How health-care providers can help prevent overdoses: 4 steps, plus culture change to make intervention routine, lessen stigma
The concept of universal precautions originally emerged as a standard approach to prevent infectious disease transmission in health care settings, and the concept has often been extended to other areas of clinical care. While failure to adopt these universal precautions with opioid prescribing may provide important lessons, a success story is the progress in addressing the HIV epidemic among people who inject drugs. Such progress was made possible through recommendations for the universal delivery of a well-defined suite of interventions including sterile-syringe provision, addiction treatment, and antiretroviral therapy.
A universal-precautions framework is overdue for people at risk of opioid overdose. Individuals who present for care with consequences of opioid use have extremely high rates of recurrent overdose and subsequent death. Critically, they may also have frequent contact with health-care settings, presenting to primary and subspecialty care (such as infectious-disease clinics), mental-health facilities, and emergency departments. Rather than demonstrating a positive association of these contacts with health outcomes, studies show that people who use drugs often experience entrenched stigma and rarely receive potentially life-saving interventions.
We view four clinical interventions as highly suited for inclusion in a suite of universal overdose-prevention interventions.
Availability of naloxone: Clinicians and health systems should routinely distribute the overdose reversal medication naloxone to people at risk of overdose. Despite naloxone being remarkably effective at reversing opioid toxicity, recent investigations have shown dismally low health-system provision. In a 2019 U.S. study of commercially insured people with OUD who experienced an overdose, less than one in 20 was prescribed naloxone. Naloxone is typically covered by insurance, and in many settings can be distributed directly to at-risk patients without a prescription using supplies from local health departments and community organizations.
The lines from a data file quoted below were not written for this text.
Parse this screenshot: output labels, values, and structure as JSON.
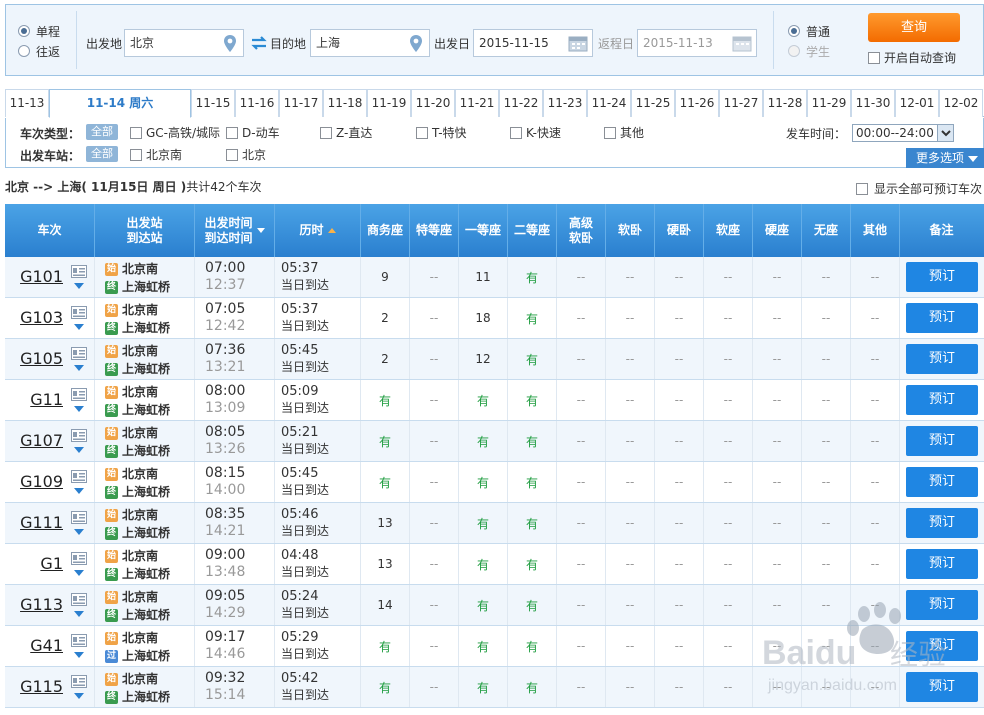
{
  "search": {
    "trip_types": [
      {
        "label": "单程",
        "selected": true
      },
      {
        "label": "往返",
        "selected": false
      }
    ],
    "from_label": "出发地",
    "from_value": "北京",
    "to_label": "目的地",
    "to_value": "上海",
    "depart_label": "出发日",
    "depart_value": "2015-11-15",
    "return_label": "返程日",
    "return_value": "2015-11-13",
    "passenger_types": [
      {
        "label": "普通",
        "selected": true
      },
      {
        "label": "学生",
        "selected": false,
        "disabled": true
      }
    ],
    "query_button": "查询",
    "auto_query_label": "开启自动查询"
  },
  "date_tabs": [
    "11-13",
    "11-14 周六",
    "11-15",
    "11-16",
    "11-17",
    "11-18",
    "11-19",
    "11-20",
    "11-21",
    "11-22",
    "11-23",
    "11-24",
    "11-25",
    "11-26",
    "11-27",
    "11-28",
    "11-29",
    "11-30",
    "12-01",
    "12-02"
  ],
  "active_tab_index": 1,
  "filters": {
    "type_label": "车次类型：",
    "all_label": "全部",
    "types": [
      "GC-高铁/城际",
      "D-动车",
      "Z-直达",
      "T-特快",
      "K-快速",
      "其他"
    ],
    "station_label": "出发车站：",
    "stations": [
      "北京南",
      "北京"
    ],
    "time_label": "发车时间：",
    "time_value": "00:00--24:00",
    "more_options": "更多选项"
  },
  "summary": {
    "route": "北京 --> 上海",
    "date": "( 11月15日  周日 )",
    "count": "共计42个车次",
    "show_all_label": "显示全部可预订车次"
  },
  "table": {
    "headers": {
      "train": "车次",
      "station1": "出发站",
      "station2": "到达站",
      "time1": "出发时间",
      "time2": "到达时间",
      "duration": "历时",
      "seats": [
        "商务座",
        "特等座",
        "一等座",
        "二等座",
        "高级\n软卧",
        "软卧",
        "硬卧",
        "软座",
        "硬座",
        "无座",
        "其他"
      ],
      "remark": "备注"
    },
    "rows": [
      {
        "no": "G101",
        "from": "北京南",
        "to": "上海虹桥",
        "to_type": "终",
        "dep": "07:00",
        "arr": "12:37",
        "dur": "05:37",
        "arrive": "当日到达",
        "seats": [
          "9",
          "--",
          "11",
          "有",
          "--",
          "--",
          "--",
          "--",
          "--",
          "--",
          "--"
        ]
      },
      {
        "no": "G103",
        "from": "北京南",
        "to": "上海虹桥",
        "to_type": "终",
        "dep": "07:05",
        "arr": "12:42",
        "dur": "05:37",
        "arrive": "当日到达",
        "seats": [
          "2",
          "--",
          "18",
          "有",
          "--",
          "--",
          "--",
          "--",
          "--",
          "--",
          "--"
        ]
      },
      {
        "no": "G105",
        "from": "北京南",
        "to": "上海虹桥",
        "to_type": "终",
        "dep": "07:36",
        "arr": "13:21",
        "dur": "05:45",
        "arrive": "当日到达",
        "seats": [
          "2",
          "--",
          "12",
          "有",
          "--",
          "--",
          "--",
          "--",
          "--",
          "--",
          "--"
        ]
      },
      {
        "no": "G11",
        "from": "北京南",
        "to": "上海虹桥",
        "to_type": "终",
        "dep": "08:00",
        "arr": "13:09",
        "dur": "05:09",
        "arrive": "当日到达",
        "seats": [
          "有",
          "--",
          "有",
          "有",
          "--",
          "--",
          "--",
          "--",
          "--",
          "--",
          "--"
        ]
      },
      {
        "no": "G107",
        "from": "北京南",
        "to": "上海虹桥",
        "to_type": "终",
        "dep": "08:05",
        "arr": "13:26",
        "dur": "05:21",
        "arrive": "当日到达",
        "seats": [
          "有",
          "--",
          "有",
          "有",
          "--",
          "--",
          "--",
          "--",
          "--",
          "--",
          "--"
        ]
      },
      {
        "no": "G109",
        "from": "北京南",
        "to": "上海虹桥",
        "to_type": "终",
        "dep": "08:15",
        "arr": "14:00",
        "dur": "05:45",
        "arrive": "当日到达",
        "seats": [
          "有",
          "--",
          "有",
          "有",
          "--",
          "--",
          "--",
          "--",
          "--",
          "--",
          "--"
        ]
      },
      {
        "no": "G111",
        "from": "北京南",
        "to": "上海虹桥",
        "to_type": "终",
        "dep": "08:35",
        "arr": "14:21",
        "dur": "05:46",
        "arrive": "当日到达",
        "seats": [
          "13",
          "--",
          "有",
          "有",
          "--",
          "--",
          "--",
          "--",
          "--",
          "--",
          "--"
        ]
      },
      {
        "no": "G1",
        "from": "北京南",
        "to": "上海虹桥",
        "to_type": "终",
        "dep": "09:00",
        "arr": "13:48",
        "dur": "04:48",
        "arrive": "当日到达",
        "seats": [
          "13",
          "--",
          "有",
          "有",
          "--",
          "--",
          "--",
          "--",
          "--",
          "--",
          "--"
        ]
      },
      {
        "no": "G113",
        "from": "北京南",
        "to": "上海虹桥",
        "to_type": "终",
        "dep": "09:05",
        "arr": "14:29",
        "dur": "05:24",
        "arrive": "当日到达",
        "seats": [
          "14",
          "--",
          "有",
          "有",
          "--",
          "--",
          "--",
          "--",
          "--",
          "--",
          "--"
        ]
      },
      {
        "no": "G41",
        "from": "北京南",
        "to": "上海虹桥",
        "to_type": "过",
        "dep": "09:17",
        "arr": "14:46",
        "dur": "05:29",
        "arrive": "当日到达",
        "seats": [
          "有",
          "--",
          "有",
          "有",
          "--",
          "--",
          "--",
          "--",
          "--",
          "--",
          "--"
        ]
      },
      {
        "no": "G115",
        "from": "北京南",
        "to": "上海虹桥",
        "to_type": "终",
        "dep": "09:32",
        "arr": "15:14",
        "dur": "05:42",
        "arrive": "当日到达",
        "seats": [
          "有",
          "--",
          "有",
          "有",
          "--",
          "--",
          "--",
          "--",
          "--",
          "--",
          "--"
        ]
      }
    ],
    "start_badge": "始",
    "book_label": "预订"
  },
  "watermark": {
    "brand": "Baidu",
    "brand_cn": "经验",
    "url": "jingyan.baidu.com"
  },
  "colors": {
    "accent": "#2a7fcf",
    "query": "#f36b00",
    "available": "#1b9b3c",
    "book": "#1f86e3"
  }
}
Clinical and social support services for people at risk of opioid overdose must begin to view providing naloxone, alongside brief education on its correct use, as the standard of care.
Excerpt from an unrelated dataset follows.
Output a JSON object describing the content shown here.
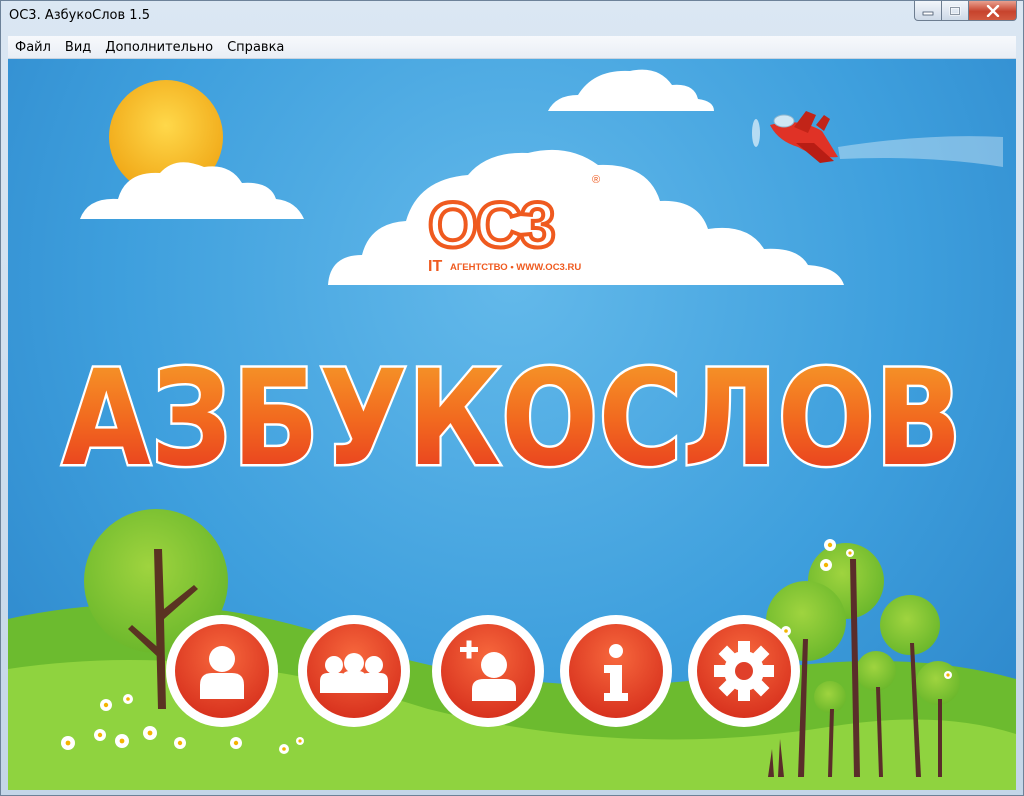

Take-home fentanyl strips: While changes to drug paraphernalia laws may be required in some jurisdictions [including Kentucky, where one is in process], clinicians and health systems should offer take-home fentanyl test strips. Many overdose deaths result from inadvertent fentanyl exposure among individuals not intending to use potent opioids, including those who believe that they are using a different drug (eg, cocaine), prescription pills, or heroin that does not contain fentanyl but in fact does. Test strips, which can assess for the presence of fentanyl in drugs, are inexpensive and increasingly provided free of charge through local health departments. While educational efforts to support clinician understanding of the value of harm reduction programming will be essential, frontline clinicians are well positioned to provide this simple intervention to those at risk of overdose.
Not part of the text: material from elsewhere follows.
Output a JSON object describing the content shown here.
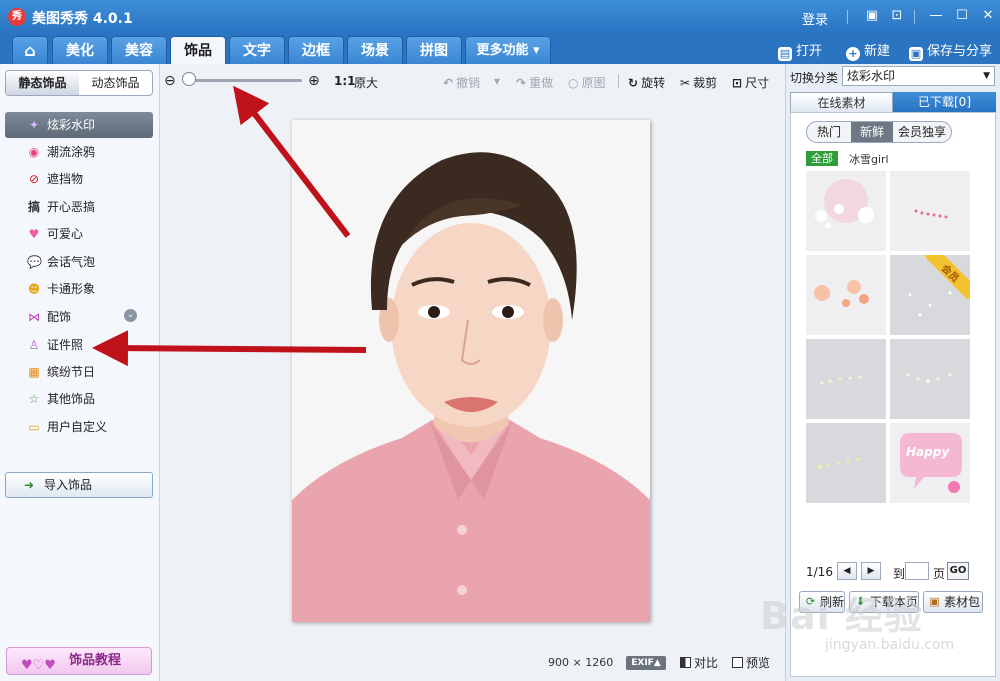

If you inject drugs, don’t do it alone: Clinicians should offer brief education to increase awareness of underused overdose prevention strategies. Even though injecting alone is one of the most prevalent modifiable risk factors for death from overdose, many people who use fentanyl do so by themselves. Clinicians should counsel people who use drugs to avoid using them when they are alone so that someone is available to administer naloxone and call emergency services if needed, and suggest other strategies to reduce fatal overdose, including starting with only a small amount of a drug to assess its potency and avoiding mixing opioids and other sedatives such as benzodiazepines and alcohol.
To implement and scale overdose-prevention interventions across North America’s health-care settings, clinical support tools (such as standardized order sets) as well as culture change will be needed. Specifically, clinicians and health systems must address stigma against people who use drugs, recognize OUD as a medical illness, and view offering overdose prevention as central to care for people who use drugs. Applying a universal-precautions framework could help drive this culture change by clearly and simply stating what standard interventions every clinician should offer in every interaction with a person at risk of overdose.
To be sure, the above-mentioned suite of overdose-prevention strategies is not the only intervention clinicians should offer to people at risk of overdose. Nevertheless, in the context of rising mortality and risk of overdose among people who use opioids, we propose that the messaging on universal precautions should initially focus on routinely offering interventions clearly poised to alter ongoing high rates of overdose death. Additionally, clinicians should prevent the onset of medically caused OUD by avoiding inappropriate opioid prescribing (such as for mild acute pain and many types of chronic pain).
We believe that, given the remarkable ongoing discordance between overdose-prevention interventions and service delivery, the definition of a suite of evidence-based interventions and education in support of clinical culture change are long overdue and should be prioritized so that health systems may apply these universal precautions to close the implementation gap for overdose prevention.